About the series: In a saloon town such as San Francisco, the bartender plays a crucial role. Confessor, friend, sounding board — the man or woman behind the plank sees to it that our needs are met with elegance, grace and often wit. They see humanity at its best and most convivial, but also offer a nod and a welcome to the lonely. But what do they see when they look at us? What are the tricks of their trade? And what lessons have they learned along the way? In this Examiner weekly feature, we talk to some of our local bartenders to find out.
Prana Restaurant and Temple Nightclub
540 Howard St., San Francisco
(415) 978-9942, ext. 319
Sometimes you need to get away from it all: the noise, the drinking and the crowds. Rather than crawl under the nearest bar stool, we popped on over to Prana Restaurant to get our much-needed moment of Zen. Thankfully, Lenny Gumm, the bar manager of the lounge, eatery and nightclub, imbibed us with restorative cocktails. We also left quite excited having learned the restaurant plans on creating a garden courtyard for lunch. Aplethora of to-go options is also planned. That’s good news because Prana’s dinner menu is already pretty tasty. We found ourselves longing for their braised ribs with red curry and coconut risotto, and delightful steamed porcini mushrooms and black-truffle dumplings. Now, if only some of their tasty cocktails make it to the take-out menu, we promise to be a regular customer.

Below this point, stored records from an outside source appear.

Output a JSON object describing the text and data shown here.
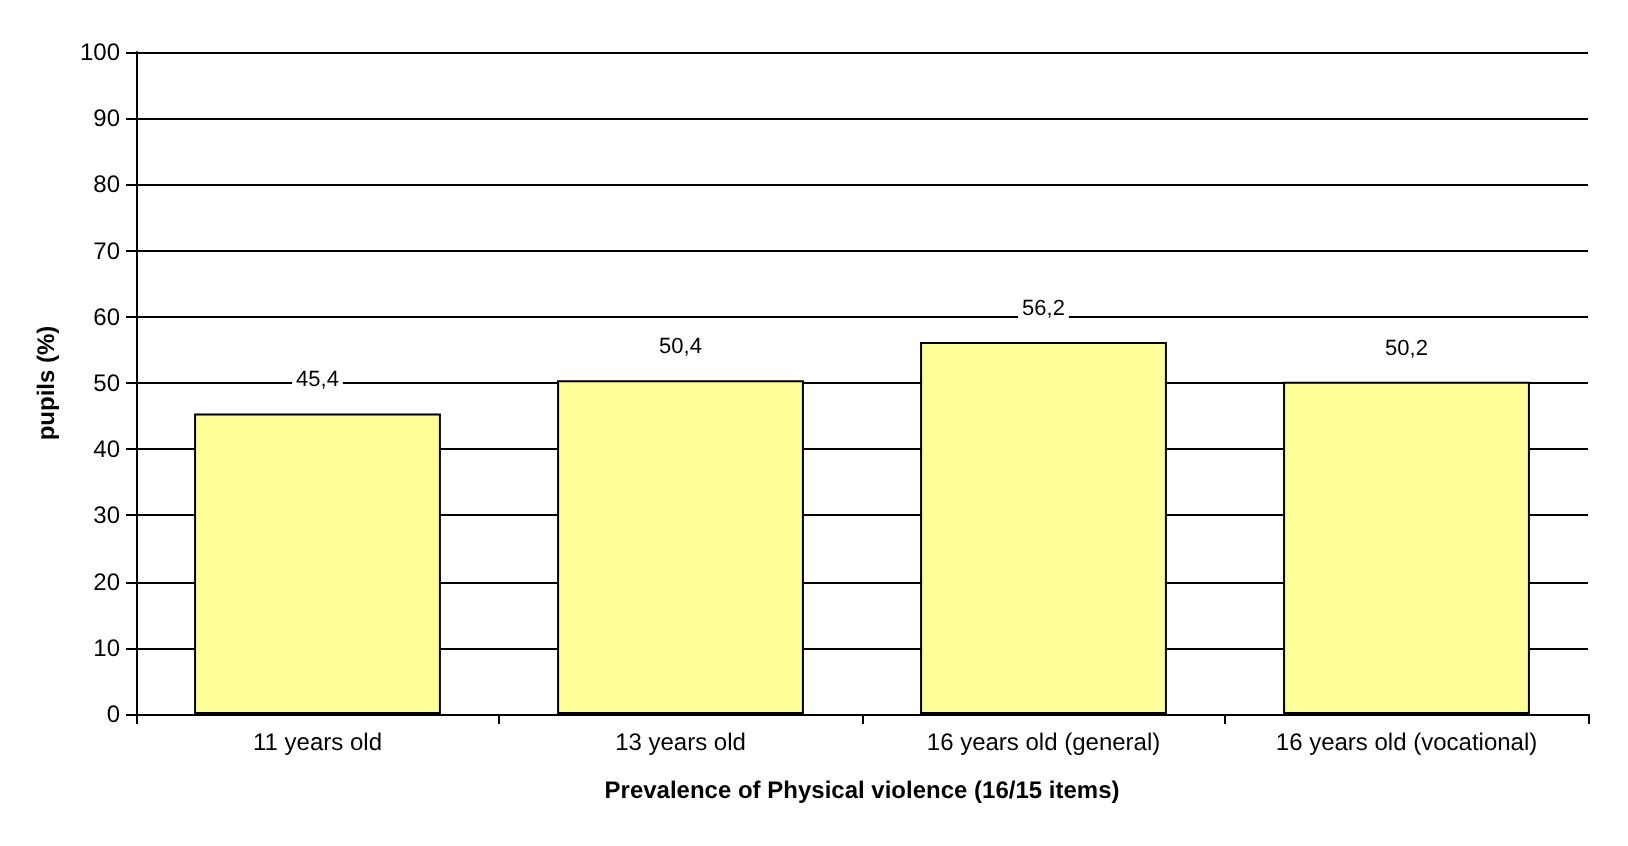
{
  "chart_data": {
    "type": "bar",
    "xlabel": "Prevalence of Physical violence (16/15 items)",
    "ylabel": "pupils (%)",
    "categories": [
      "11 years old",
      "13 years old",
      "16 years old (general)",
      "16 years old (vocational)"
    ],
    "values": [
      45.4,
      50.4,
      56.2,
      50.2
    ],
    "value_labels": [
      "45,4",
      "50,4",
      "56,2",
      "50,2"
    ],
    "color": "#ffff99",
    "ylim": [
      0,
      100
    ],
    "yticks": [
      0,
      10,
      20,
      30,
      40,
      50,
      60,
      70,
      80,
      90,
      100
    ],
    "grid": "y"
  }
}
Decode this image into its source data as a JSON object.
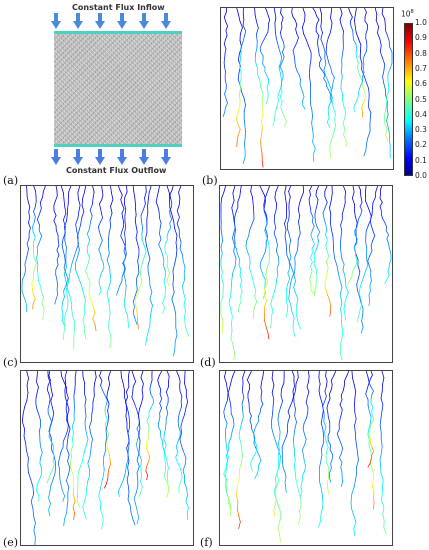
{
  "panels": [
    {
      "id": "a",
      "label": "(a)"
    },
    {
      "id": "b",
      "label": "(b)"
    },
    {
      "id": "c",
      "label": "(c)"
    },
    {
      "id": "d",
      "label": "(d)"
    },
    {
      "id": "e",
      "label": "(e)"
    },
    {
      "id": "f",
      "label": "(f)"
    }
  ],
  "schematic": {
    "inflow_label": "Constant Flux Inflow",
    "outflow_label": "Constant Flux Outflow"
  },
  "colorbar": {
    "exponent": "10",
    "exponent_power": "8",
    "ticks": [
      "1.0",
      "0.9",
      "0.8",
      "0.7",
      "0.6",
      "0.5",
      "0.4",
      "0.3",
      "0.2",
      "0.1",
      "0.0"
    ],
    "colormap": "jet"
  }
}
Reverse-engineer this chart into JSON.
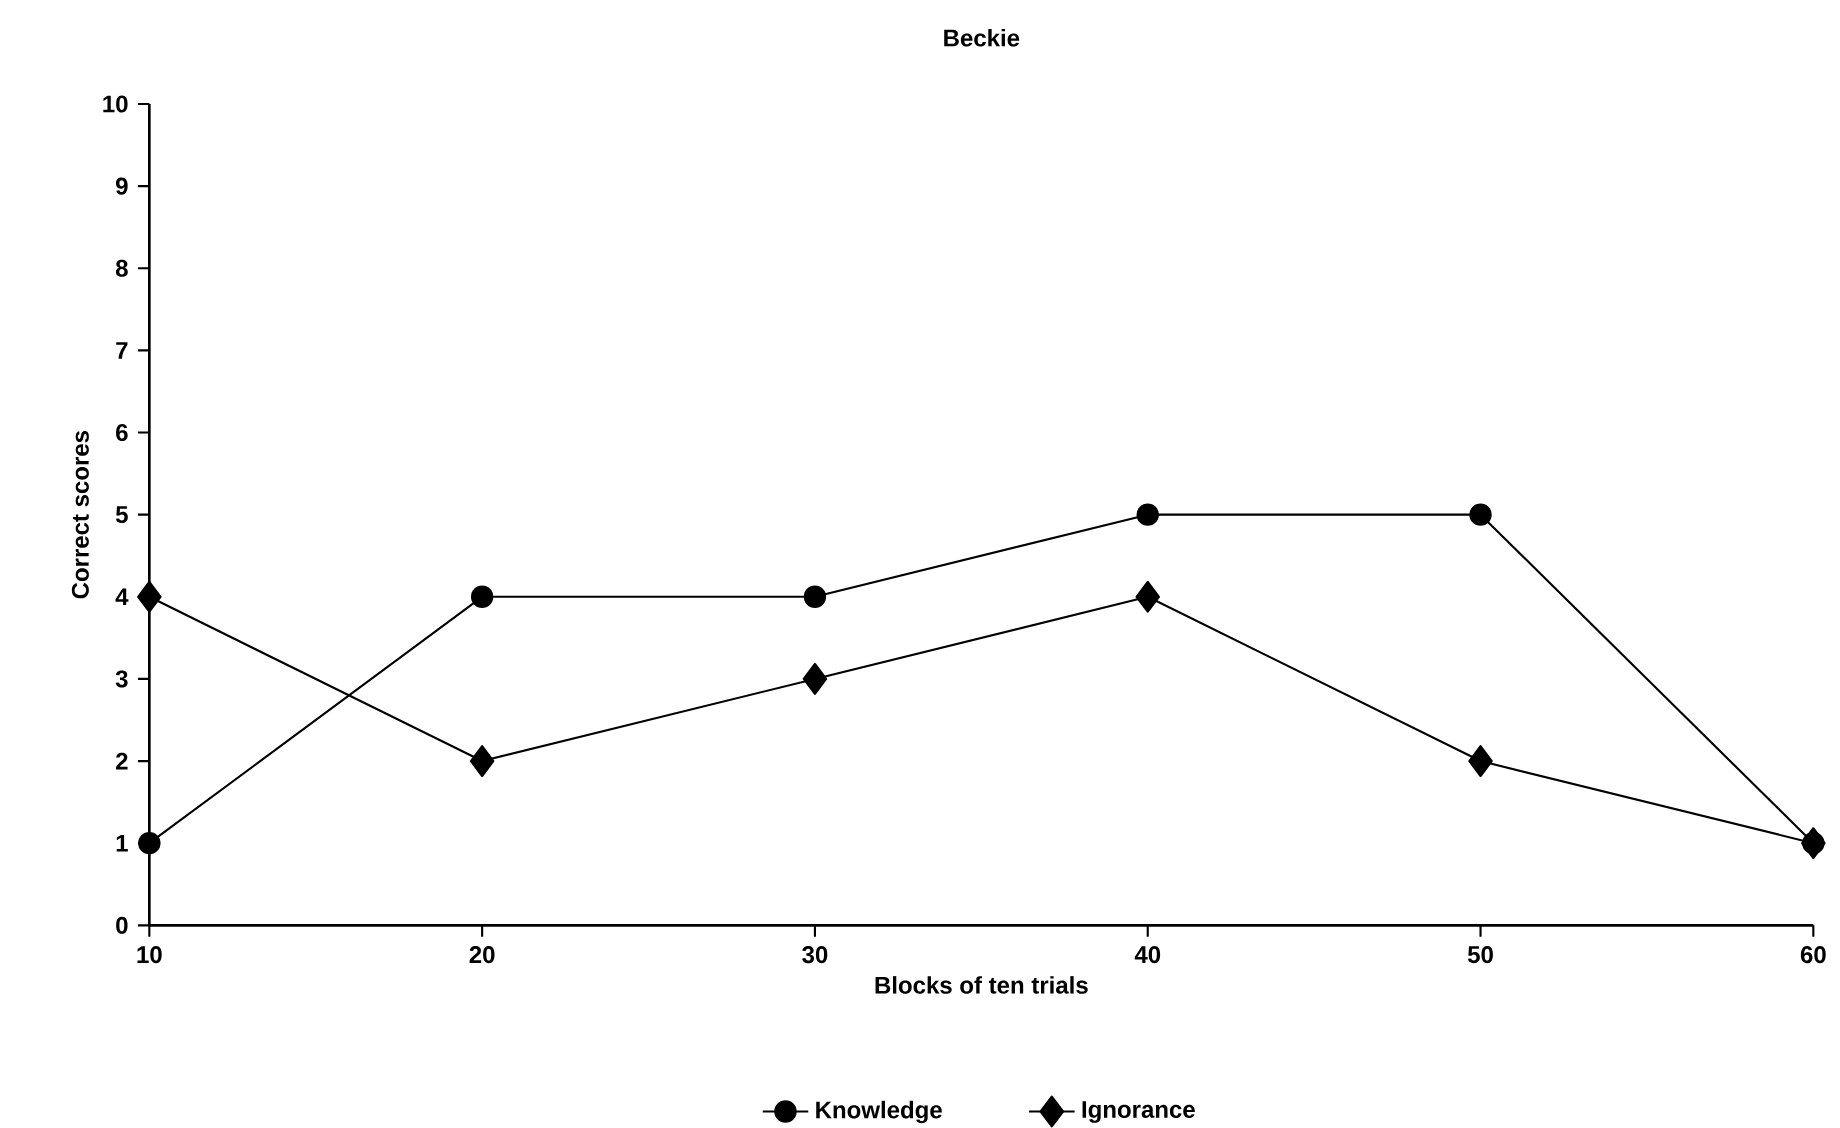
{
  "chart_data": {
    "type": "line",
    "title": "Beckie",
    "xlabel": "Blocks of ten trials",
    "ylabel": "Correct scores",
    "x": [
      10,
      20,
      30,
      40,
      50,
      60
    ],
    "series": [
      {
        "name": "Knowledge",
        "color": "#000000",
        "marker": "circle",
        "values": [
          1,
          4,
          4,
          5,
          5,
          1
        ]
      },
      {
        "name": "Ignorance",
        "color": "#000000",
        "marker": "diamond",
        "values": [
          4,
          2,
          3,
          4,
          2,
          1
        ]
      }
    ],
    "xlim": [
      10,
      60
    ],
    "xticks": [
      10,
      20,
      30,
      40,
      50,
      60
    ],
    "ylim": [
      0,
      10
    ],
    "yticks": [
      0,
      1,
      2,
      3,
      4,
      5,
      6,
      7,
      8,
      9,
      10
    ],
    "grid": false,
    "legend": "bottom",
    "line_style": "solid"
  }
}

We’ve been told Prana’s menu offers cocktails that are health-giving. How’s that work? We are using ingredients such as pomegranate that has anti-oxidants, and the “Ama” (Oronoco Rum, ginger, mint, lime, ginger beer) is good for the digestive tract. In the “The Devil Made Her Do It” (Corazon reposado, Chi Devil elixir, Damiana liqueur, agave nectar, lime), the Damiana liqueur increases blood flow and it’s a natural aphrodisiac.
We keep hearing this place being referred to as some kind of Zen center. Could you please explain? The sustenance is the food; it’s the drink that gives you the day-to-day energy. The restaurant is about the every day. Every day you should eat, every day you should drink. I have to consume a lot because I ride a bicycle. It’s nice to come somewhere where I am getting organic foods and fresh meats. Eating 4,000 calories a day is hard to do.
You eat 4,000 calories a day? Where are you riding your bike? I bicycle to and from work and around town running errands. Once a year I do the MS 150 ride.
What’s that? It’s a two-day, 150-mile ride. You go from Houston to Austin. It raises money for the National Multiple Sclerosis Society.
Do you get most of your daily caloric needs from drinking or eating? For a bartender, I don’t drink a lot of alcohol. For me, it’s making the drinks. I like something that tastes good. Belgian ales.
Is there a type of drink people order that just drives you nuts? Are you trying to get me in trouble? You’re trying to get me in trouble. I’m often surprised at what people drink. We have one regular who actually pours a shot of tequila into his beer. There’s something about the two together that gives him a different kind of buzz. I guess it’s kind of like a boilermaker. I had some; it was kind of good, but I got him on the El Diablo, which is an old drink that’s fallen off the map.
Correction: In the Oct. 26 issue of The Examiner, a photo that identified bartender Erik Carlson of Umami actually depicted Lenny Gumm of Prana, who is featured in this Mixologist article.
» Equal parts Skyy Citrus and Pimm’s
» Half of a freshly squeezed lime, a dash of fresh lemonade and mint simple syrup.
Shake all ingredients together. Pour over ice into a Collins glass. Top with ginger ale. Garnish with a lemon twist.